I was pleased to see  that plans had been produced showing a 99-bed Travelodge hotel in Russell Road, Ipswich, next to Suffolk County Council’s Endeavour House. There is, I believe, a need for hotel accommodation within the centre of towns such as Ipswich and Bury St Edmunds. For, if the visitor is to be able to enjoy the cultural and night life of the town centre, then hotel accommodation a short step away from the entertainment is an absolute necessity.

When growing up in Ipswich, many a night out would start in the Vaults Bar at the Golden Lion Hotel on the Cornhill. And this would be the starting point for an evening visit to the Bluesville Club at either the Manor Ballroom or St Matthews Baths Hall. On the bill would be luminaries  such as John Mayall’s Bluesbreakers, or, in 1971, the mighty Led Zeppelin. The Golden Lion itself was extremely well appointed to serve the business traveller.

Also, much sadly missed, is the great White Horse Hotel in Tavern Street, with its associations with the author Charles Dickens. In my twenties, this was the location for memorable ‘black tie’ dinners on a very regular basis. The venue was always the superb ballroom with its wonderful   beautiful crystal chandeliers; the location also of a talk by the late Sir Bobby Robson on  the management of Ipswich Town.

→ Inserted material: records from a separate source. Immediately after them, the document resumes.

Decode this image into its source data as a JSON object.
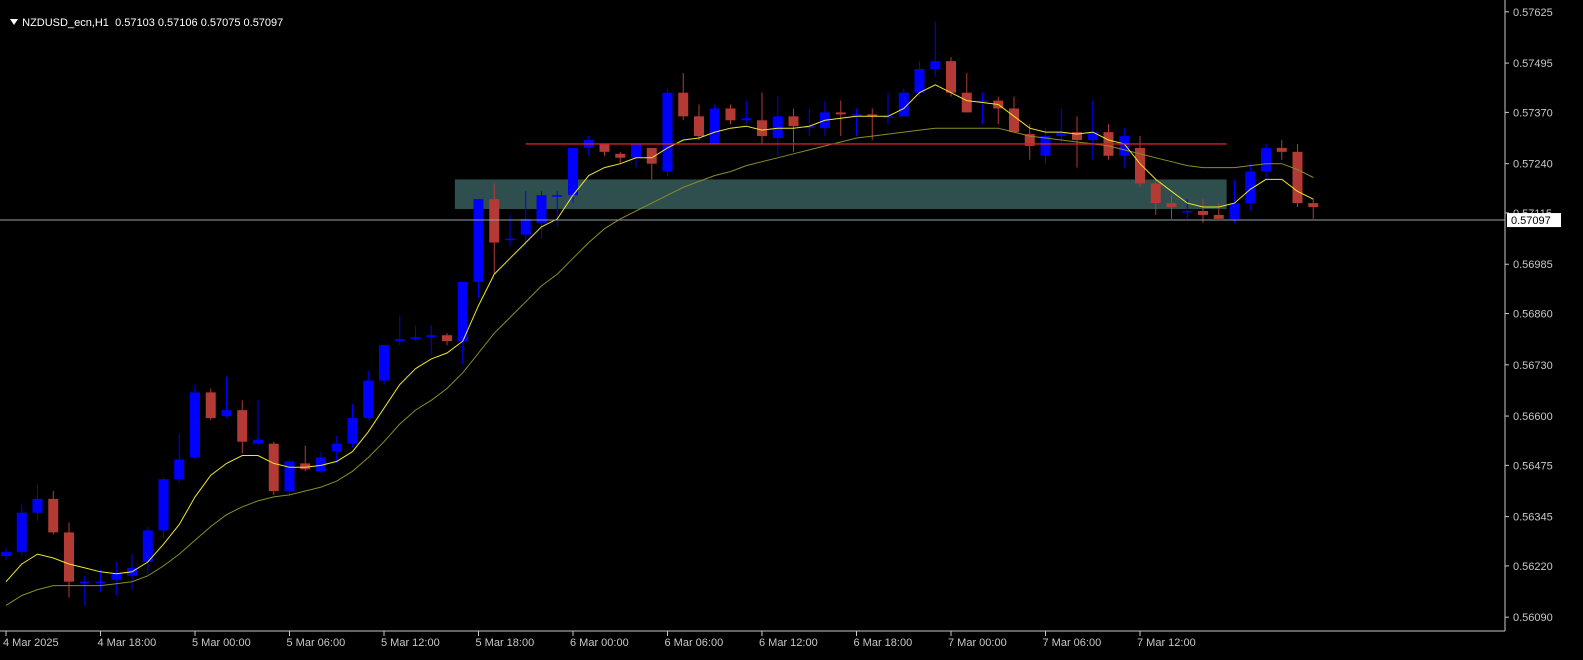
{
  "header": {
    "symbol": "NZDUSD_ecn,H1",
    "ohlc": "0.57103 0.57106 0.57075 0.57097"
  },
  "colors": {
    "background": "#000000",
    "bull": "#0000ff",
    "bear": "#b33a35",
    "ma_fast": "#f0e62a",
    "ma_slow": "#8c8c2a",
    "zone": "#2f4f4f",
    "resistance": "#d02020",
    "price_line": "#9aa0a6",
    "axis": "#c8c8c8"
  },
  "chart_data": {
    "type": "candlestick",
    "title": "NZDUSD_ecn,H1",
    "current_price": 0.57097,
    "current_price_label": "0.57097",
    "ylim": [
      0.56055,
      0.57655
    ],
    "y_ticks": [
      "0.57625",
      "0.57495",
      "0.57370",
      "0.57240",
      "0.57115",
      "0.56985",
      "0.56860",
      "0.56730",
      "0.56600",
      "0.56475",
      "0.56345",
      "0.56220",
      "0.56090"
    ],
    "x_ticks": [
      {
        "label": "4 Mar 2025",
        "index": 0
      },
      {
        "label": "4 Mar 18:00",
        "index": 6
      },
      {
        "label": "5 Mar 00:00",
        "index": 12
      },
      {
        "label": "5 Mar 06:00",
        "index": 18
      },
      {
        "label": "5 Mar 12:00",
        "index": 24
      },
      {
        "label": "5 Mar 18:00",
        "index": 30
      },
      {
        "label": "6 Mar 00:00",
        "index": 36
      },
      {
        "label": "6 Mar 06:00",
        "index": 42
      },
      {
        "label": "6 Mar 12:00",
        "index": 48
      },
      {
        "label": "6 Mar 18:00",
        "index": 54
      },
      {
        "label": "7 Mar 00:00",
        "index": 60
      },
      {
        "label": "7 Mar 06:00",
        "index": 66
      },
      {
        "label": "7 Mar 12:00",
        "index": 72
      }
    ],
    "candles": [
      [
        0.56245,
        0.56265,
        0.56235,
        0.56255
      ],
      [
        0.56255,
        0.56375,
        0.56245,
        0.56355
      ],
      [
        0.56355,
        0.56425,
        0.56335,
        0.5639
      ],
      [
        0.5639,
        0.5641,
        0.563,
        0.56305
      ],
      [
        0.56305,
        0.5633,
        0.5614,
        0.5618
      ],
      [
        0.5618,
        0.56195,
        0.5612,
        0.5618
      ],
      [
        0.5618,
        0.5621,
        0.56155,
        0.5618
      ],
      [
        0.56185,
        0.5623,
        0.56145,
        0.562
      ],
      [
        0.56195,
        0.5625,
        0.5616,
        0.56215
      ],
      [
        0.5623,
        0.5632,
        0.562,
        0.5631
      ],
      [
        0.5631,
        0.56445,
        0.5629,
        0.5644
      ],
      [
        0.5644,
        0.56555,
        0.5643,
        0.5649
      ],
      [
        0.56495,
        0.5668,
        0.5649,
        0.5666
      ],
      [
        0.5666,
        0.5667,
        0.5659,
        0.56595
      ],
      [
        0.566,
        0.567,
        0.56595,
        0.56615
      ],
      [
        0.56615,
        0.5664,
        0.56505,
        0.56535
      ],
      [
        0.5653,
        0.5664,
        0.56525,
        0.5654
      ],
      [
        0.5653,
        0.56535,
        0.564,
        0.5641
      ],
      [
        0.5641,
        0.5649,
        0.56395,
        0.56485
      ],
      [
        0.5648,
        0.56525,
        0.5646,
        0.56465
      ],
      [
        0.5646,
        0.5651,
        0.56455,
        0.56495
      ],
      [
        0.5651,
        0.5655,
        0.5648,
        0.5653
      ],
      [
        0.5653,
        0.5663,
        0.5652,
        0.56595
      ],
      [
        0.56595,
        0.56715,
        0.5659,
        0.5669
      ],
      [
        0.5669,
        0.5678,
        0.5668,
        0.5678
      ],
      [
        0.5679,
        0.56855,
        0.5678,
        0.56795
      ],
      [
        0.56795,
        0.5683,
        0.5679,
        0.568
      ],
      [
        0.568,
        0.5683,
        0.5676,
        0.56805
      ],
      [
        0.56805,
        0.5681,
        0.5678,
        0.5679
      ],
      [
        0.5679,
        0.5688,
        0.5673,
        0.5694
      ],
      [
        0.5694,
        0.5697,
        0.569,
        0.5715
      ],
      [
        0.5715,
        0.5719,
        0.5696,
        0.5704
      ],
      [
        0.5705,
        0.5711,
        0.5703,
        0.5705
      ],
      [
        0.5706,
        0.5717,
        0.5703,
        0.571
      ],
      [
        0.5709,
        0.5717,
        0.5705,
        0.5716
      ],
      [
        0.5716,
        0.5717,
        0.5708,
        0.5716
      ],
      [
        0.5716,
        0.5725,
        0.5714,
        0.5728
      ],
      [
        0.5728,
        0.5731,
        0.5726,
        0.573
      ],
      [
        0.5729,
        0.5729,
        0.5726,
        0.5727
      ],
      [
        0.57265,
        0.5727,
        0.5724,
        0.57255
      ],
      [
        0.57255,
        0.5729,
        0.5723,
        0.5729
      ],
      [
        0.5728,
        0.5728,
        0.572,
        0.5724
      ],
      [
        0.5722,
        0.5743,
        0.5721,
        0.5742
      ],
      [
        0.5742,
        0.5747,
        0.5735,
        0.5736
      ],
      [
        0.5736,
        0.5739,
        0.573,
        0.5731
      ],
      [
        0.5729,
        0.5739,
        0.5729,
        0.5738
      ],
      [
        0.5738,
        0.5739,
        0.5734,
        0.5735
      ],
      [
        0.5735,
        0.574,
        0.5734,
        0.57355
      ],
      [
        0.5735,
        0.5742,
        0.5729,
        0.5731
      ],
      [
        0.57305,
        0.5741,
        0.5726,
        0.5736
      ],
      [
        0.5736,
        0.5738,
        0.5727,
        0.57335
      ],
      [
        0.5733,
        0.5738,
        0.5731,
        0.57335
      ],
      [
        0.5733,
        0.574,
        0.5731,
        0.5737
      ],
      [
        0.5737,
        0.574,
        0.5731,
        0.57365
      ],
      [
        0.5736,
        0.5738,
        0.5731,
        0.57365
      ],
      [
        0.57365,
        0.5738,
        0.573,
        0.5736
      ],
      [
        0.5736,
        0.5742,
        0.5734,
        0.5736
      ],
      [
        0.5736,
        0.5743,
        0.5736,
        0.5742
      ],
      [
        0.5742,
        0.575,
        0.5741,
        0.5748
      ],
      [
        0.5748,
        0.576,
        0.5746,
        0.575
      ],
      [
        0.575,
        0.5751,
        0.5741,
        0.5742
      ],
      [
        0.5742,
        0.5747,
        0.5737,
        0.5737
      ],
      [
        0.574,
        0.5742,
        0.5734,
        0.574
      ],
      [
        0.574,
        0.5741,
        0.5734,
        0.5738
      ],
      [
        0.5738,
        0.5741,
        0.5732,
        0.5732
      ],
      [
        0.57315,
        0.5734,
        0.5725,
        0.57285
      ],
      [
        0.5726,
        0.5733,
        0.5724,
        0.5731
      ],
      [
        0.5731,
        0.5738,
        0.5729,
        0.5732
      ],
      [
        0.5732,
        0.5736,
        0.5723,
        0.573
      ],
      [
        0.573,
        0.574,
        0.5725,
        0.5732
      ],
      [
        0.5732,
        0.5734,
        0.5725,
        0.5726
      ],
      [
        0.5726,
        0.5733,
        0.5723,
        0.5731
      ],
      [
        0.5728,
        0.5731,
        0.5718,
        0.5719
      ],
      [
        0.5719,
        0.572,
        0.5711,
        0.5714
      ],
      [
        0.5714,
        0.5716,
        0.571,
        0.5713
      ],
      [
        0.5712,
        0.5715,
        0.571,
        0.5712
      ],
      [
        0.5712,
        0.5715,
        0.5709,
        0.5711
      ],
      [
        0.5711,
        0.5714,
        0.571,
        0.571
      ],
      [
        0.571,
        0.572,
        0.5709,
        0.5714
      ],
      [
        0.5714,
        0.5724,
        0.5712,
        0.5722
      ],
      [
        0.5722,
        0.5729,
        0.572,
        0.5728
      ],
      [
        0.5728,
        0.573,
        0.5725,
        0.5727
      ],
      [
        0.5727,
        0.5729,
        0.5713,
        0.5714
      ],
      [
        0.5714,
        0.5715,
        0.571,
        0.5713
      ]
    ],
    "ma_fast": [
      0.5618,
      0.56225,
      0.5625,
      0.5624,
      0.56225,
      0.56215,
      0.56205,
      0.562,
      0.56205,
      0.5623,
      0.56275,
      0.56325,
      0.56395,
      0.5645,
      0.5648,
      0.565,
      0.565,
      0.5648,
      0.5647,
      0.5647,
      0.56475,
      0.56485,
      0.5651,
      0.5656,
      0.5662,
      0.5668,
      0.5672,
      0.56745,
      0.5676,
      0.5679,
      0.5688,
      0.5696,
      0.57,
      0.5704,
      0.5708,
      0.571,
      0.5716,
      0.5721,
      0.5723,
      0.5724,
      0.57255,
      0.57255,
      0.5728,
      0.573,
      0.57305,
      0.5732,
      0.5733,
      0.57335,
      0.57325,
      0.5733,
      0.5733,
      0.57335,
      0.5735,
      0.57355,
      0.5736,
      0.5736,
      0.5736,
      0.5738,
      0.5742,
      0.5744,
      0.5742,
      0.574,
      0.57395,
      0.5739,
      0.5736,
      0.5733,
      0.5732,
      0.5732,
      0.57315,
      0.5732,
      0.573,
      0.5729,
      0.5724,
      0.572,
      0.5717,
      0.5714,
      0.5713,
      0.5713,
      0.5714,
      0.57175,
      0.572,
      0.572,
      0.5717,
      0.5715
    ],
    "ma_slow": [
      0.5612,
      0.56145,
      0.5616,
      0.5617,
      0.5617,
      0.5617,
      0.5617,
      0.56175,
      0.5618,
      0.56195,
      0.5622,
      0.5625,
      0.56285,
      0.5632,
      0.5635,
      0.5637,
      0.56385,
      0.56395,
      0.564,
      0.5641,
      0.5642,
      0.56435,
      0.5646,
      0.56495,
      0.56535,
      0.5658,
      0.56615,
      0.5664,
      0.5667,
      0.5671,
      0.5676,
      0.5681,
      0.5685,
      0.5689,
      0.5693,
      0.5696,
      0.57,
      0.5704,
      0.57075,
      0.571,
      0.5712,
      0.5714,
      0.5716,
      0.5718,
      0.57195,
      0.5721,
      0.5722,
      0.57235,
      0.57245,
      0.57255,
      0.57265,
      0.57275,
      0.57285,
      0.57295,
      0.57305,
      0.5731,
      0.57315,
      0.5732,
      0.57325,
      0.5733,
      0.5733,
      0.5733,
      0.5733,
      0.5733,
      0.5732,
      0.5731,
      0.57305,
      0.573,
      0.57295,
      0.5729,
      0.57285,
      0.57275,
      0.57265,
      0.57255,
      0.57245,
      0.57235,
      0.5723,
      0.5723,
      0.5723,
      0.57235,
      0.5724,
      0.5724,
      0.57225,
      0.57205
    ],
    "zone": {
      "top": 0.572,
      "bottom": 0.57125,
      "from_index": 28.5,
      "to_index": 77.5
    },
    "resistance_line": {
      "price": 0.5729,
      "from_index": 33,
      "to_index": 77.5
    }
  }
}
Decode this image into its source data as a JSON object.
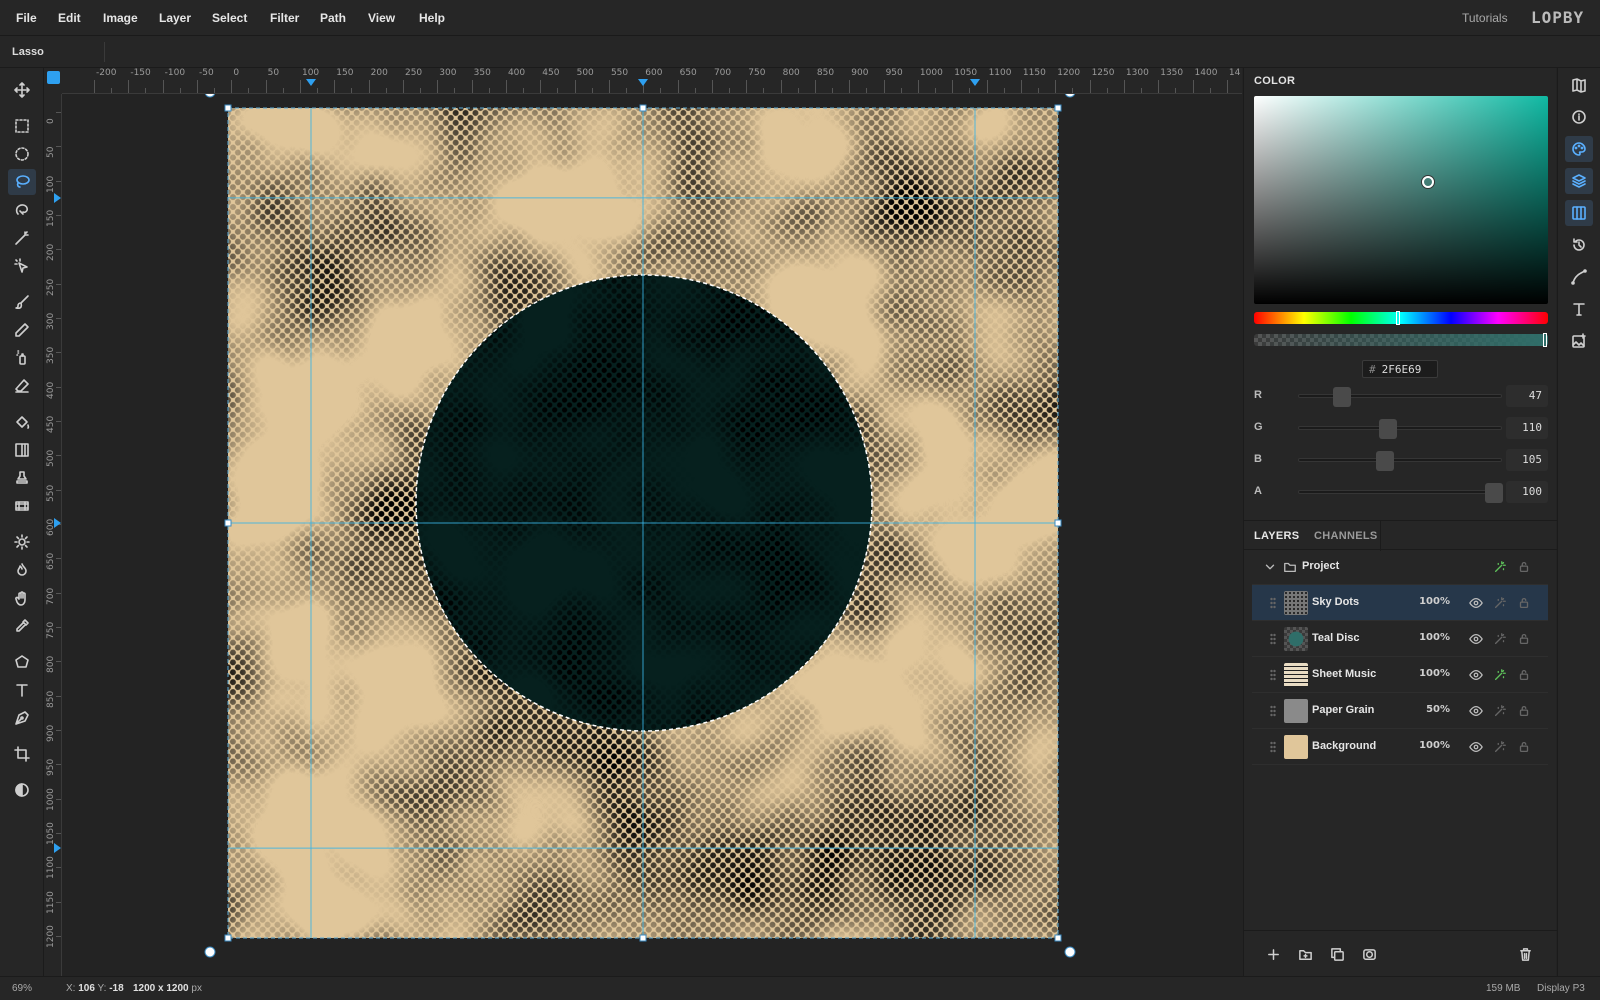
{
  "menu": [
    "File",
    "Edit",
    "Image",
    "Layer",
    "Select",
    "Filter",
    "Path",
    "View",
    "Help"
  ],
  "header": {
    "tutorials": "Tutorials",
    "logo": "LOPBY"
  },
  "options": {
    "tool_name": "Lasso"
  },
  "tools": [
    "move-icon",
    "rect-select-icon",
    "ellipse-select-icon",
    "lasso-icon",
    "quick-select-icon",
    "magic-wand-icon",
    "object-select-icon",
    "brush-icon",
    "pencil-icon",
    "spray-icon",
    "eraser-icon",
    "bucket-icon",
    "gradient-icon",
    "stamp-icon",
    "film-icon",
    "dodge-icon",
    "burn-icon",
    "hand-icon",
    "eyedropper-icon",
    "polygon-icon",
    "text-icon",
    "pen-icon",
    "crop-icon",
    "contrast-icon"
  ],
  "active_tool": "lasso-icon",
  "rulers": {
    "h_labels": [
      "-200",
      "-150",
      "-100",
      "-50",
      "0",
      "50",
      "100",
      "150",
      "200",
      "250",
      "300",
      "350",
      "400",
      "450",
      "500",
      "550",
      "600",
      "650",
      "700",
      "750",
      "800",
      "850",
      "900",
      "950",
      "1000",
      "1050",
      "1100",
      "1150",
      "1200",
      "1250",
      "1300",
      "1350",
      "1400",
      "14"
    ],
    "v_labels": [
      "0",
      "50",
      "100",
      "150",
      "200",
      "250",
      "300",
      "350",
      "400",
      "450",
      "500",
      "550",
      "600",
      "650",
      "700",
      "750",
      "800",
      "850",
      "900",
      "950",
      "1000",
      "1050",
      "1100",
      "1150",
      "1200"
    ]
  },
  "guides": {
    "vertical": [
      120,
      600,
      1080
    ],
    "horizontal": [
      130,
      600,
      1070
    ],
    "units": "px"
  },
  "document": {
    "width": 1200,
    "height": 1200
  },
  "color": {
    "title": "COLOR",
    "hex_prefix": "#",
    "hex": "2F6E69",
    "channels": [
      {
        "label": "R",
        "value": "47",
        "level": 0.184
      },
      {
        "label": "G",
        "value": "110",
        "level": 0.431
      },
      {
        "label": "B",
        "value": "105",
        "level": 0.412
      },
      {
        "label": "A",
        "value": "100",
        "level": 1.0
      }
    ],
    "hue_color": "#10b9a3",
    "swatch": "#2f6e69"
  },
  "layers_panel": {
    "tabs": [
      "LAYERS",
      "CHANNELS"
    ],
    "group": {
      "name": "Project"
    },
    "layers": [
      {
        "name": "Sky Dots",
        "opacity": "100%",
        "selected": true,
        "thumb": "dots"
      },
      {
        "name": "Teal Disc",
        "opacity": "100%",
        "selected": false,
        "thumb": "disc"
      },
      {
        "name": "Sheet Music",
        "opacity": "100%",
        "selected": false,
        "thumb": "music"
      },
      {
        "name": "Paper Grain",
        "opacity": "50%",
        "selected": false,
        "thumb": "grain"
      },
      {
        "name": "Background",
        "opacity": "100%",
        "selected": false,
        "thumb": "bg"
      }
    ],
    "footer_icons": [
      "add-layer-icon",
      "add-group-icon",
      "duplicate-icon",
      "mask-icon",
      "delete-icon"
    ]
  },
  "sidebar_icons": [
    "map-icon",
    "info-icon",
    "palette-icon",
    "layers-icon",
    "columns-icon",
    "history-icon",
    "curve-icon",
    "type-icon",
    "image-edit-icon"
  ],
  "status": {
    "zoom": "69%",
    "x_label": "X:",
    "x": "106",
    "y_label": "Y:",
    "y": "-18",
    "size": "1200 x 1200",
    "size_unit": "px",
    "memory": "159 MB",
    "profile": "Display P3"
  }
}
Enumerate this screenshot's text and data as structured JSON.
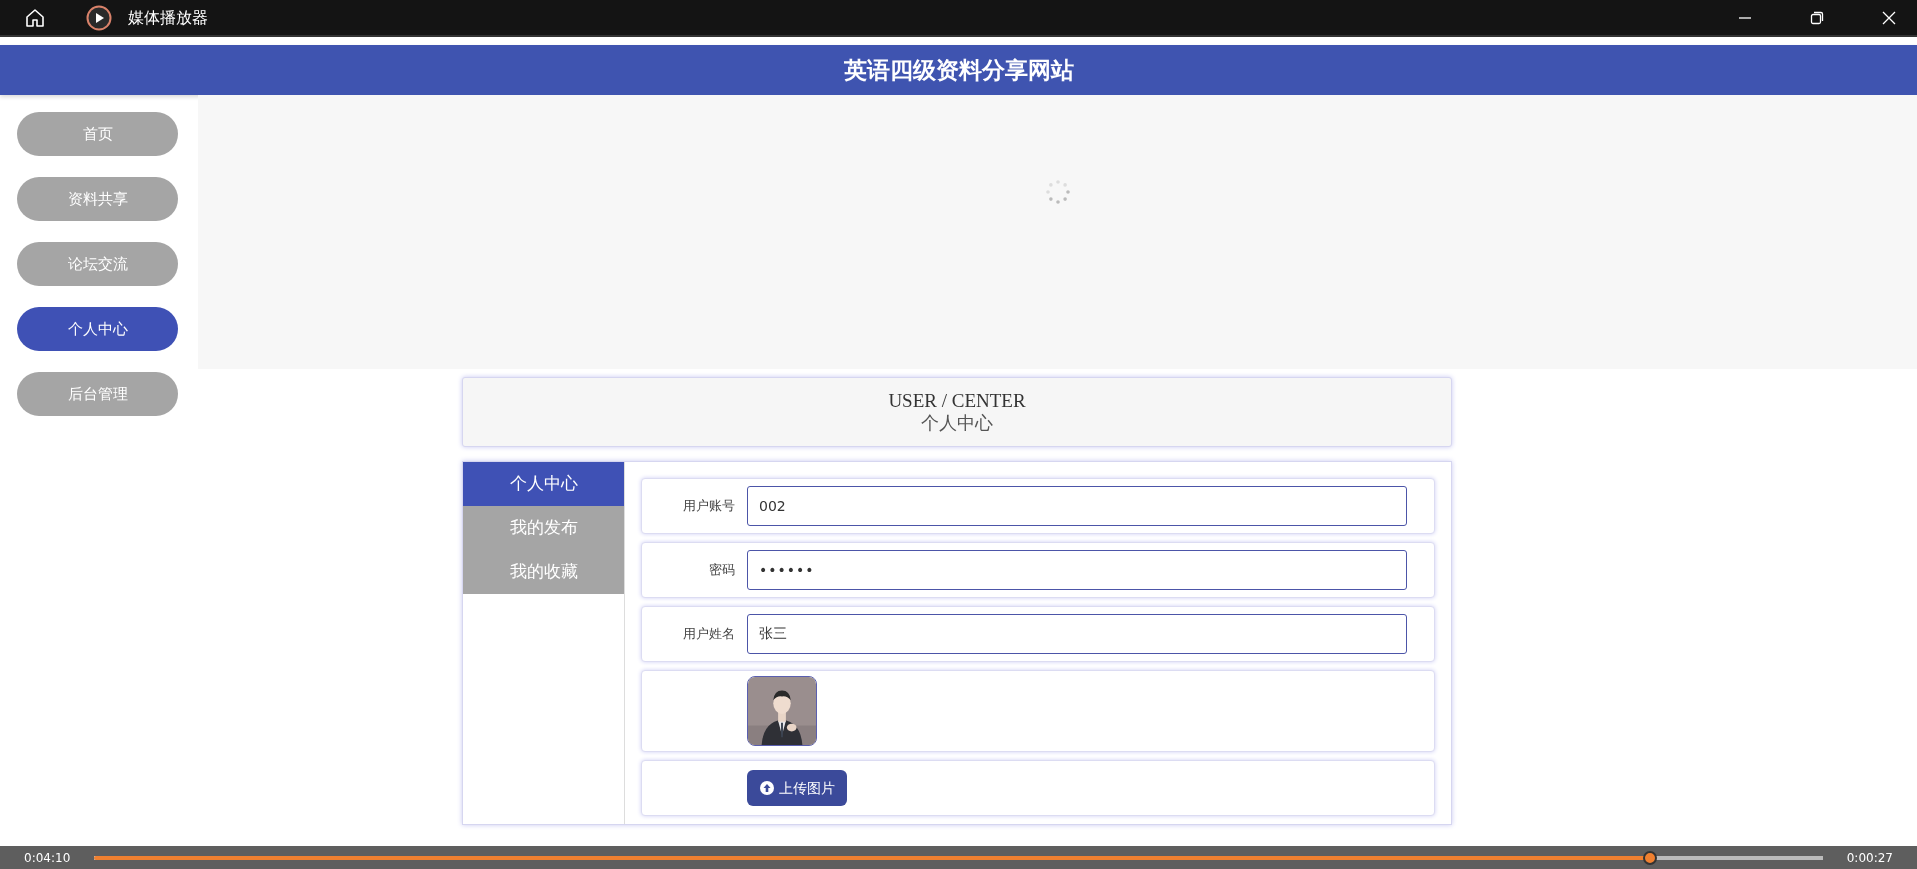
{
  "window": {
    "title": "媒体播放器"
  },
  "site": {
    "title": "英语四级资料分享网站"
  },
  "nav": [
    {
      "label": "首页",
      "selected": false
    },
    {
      "label": "资料共享",
      "selected": false
    },
    {
      "label": "论坛交流",
      "selected": false
    },
    {
      "label": "个人中心",
      "selected": true
    },
    {
      "label": "后台管理",
      "selected": false
    }
  ],
  "page_header": {
    "title_en": "USER / CENTER",
    "title": "个人中心"
  },
  "tabs": [
    {
      "label": "个人中心",
      "selected": true
    },
    {
      "label": "我的发布",
      "selected": false
    },
    {
      "label": "我的收藏",
      "selected": false
    }
  ],
  "form": {
    "fields": [
      {
        "label": "用户账号",
        "value": "002",
        "kind": "text"
      },
      {
        "label": "密码",
        "value": "••••••",
        "kind": "password"
      },
      {
        "label": "用户姓名",
        "value": "张三",
        "kind": "text"
      }
    ],
    "upload_button": "上传图片"
  },
  "player": {
    "elapsed": "0:04:10",
    "remaining": "0:00:27",
    "level": 0.9
  }
}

Over the years, Ipswich town centre also lost the Crown & Anchor in Westgate Street, but has also gained The Novotel in St Peters, the Easy Hotel in Northgate Street, and a Premier Inn and Travelodge, both in the Waterfront area.

Other towns in Suffolk have also suffered the same fate. For example, in Bury St Edmunds, the Angel Hotel is still in business, but others have gone.  Everards Hotel, in the town centre was closed. Given its proximity to the Corn Exchange, this was the location to meet before gigs; one which has forever been burned into the memory was that in the early 1970s by Duster Bennett, a multi-instrumentalist and one man blues band. The last ever visit to Everards and, sadly, the only   time we saw the talented Duster who died in a road traffic accident a few years later. Lost hotels in Bury St Edmunds have also been replaced by a Premier Inn in the former County Council premises on Honey Hill, and also now a proposal to re-establish a boutique Suffolk Hotel in the Market Place.

Town centre hotels are an important building block for the visitor and entertainment economy. Although they are likely to be less grand than previously, they should be encouraged. With Ipswich in particular, this would also give credence to the vision of the town as a short break destination. From personal experience travelling around the UK, hotel accommodation on the periphery of towns is fine, but often they may be difficult to find on business parks (a particularly difficult experience in 2019 in locating the Premier Inn at Postwick, Norwich come to mind –  a replay of another bad experience in Derby a few years earlier), and once you have checked in there is very little incentive to go out and explore. The local night-time economy is the loser.

The location of the proposed Travelodge in Russell Road, would be a short ‘throw in’ from Portman Road football ground. Bearing in mind that it is proposed to construct it in brick with blue, white and grey render, it should perhaps be christened ‘The Blue Hotel’.

The singer Lena Lovich  memorably sang a song entitled, not unsurprisingly, Blue Hotel. The chorus contained the line: ‘stay a while  at the Blue Hotel’. A suitable way to market the hotel, with football connections perhaps!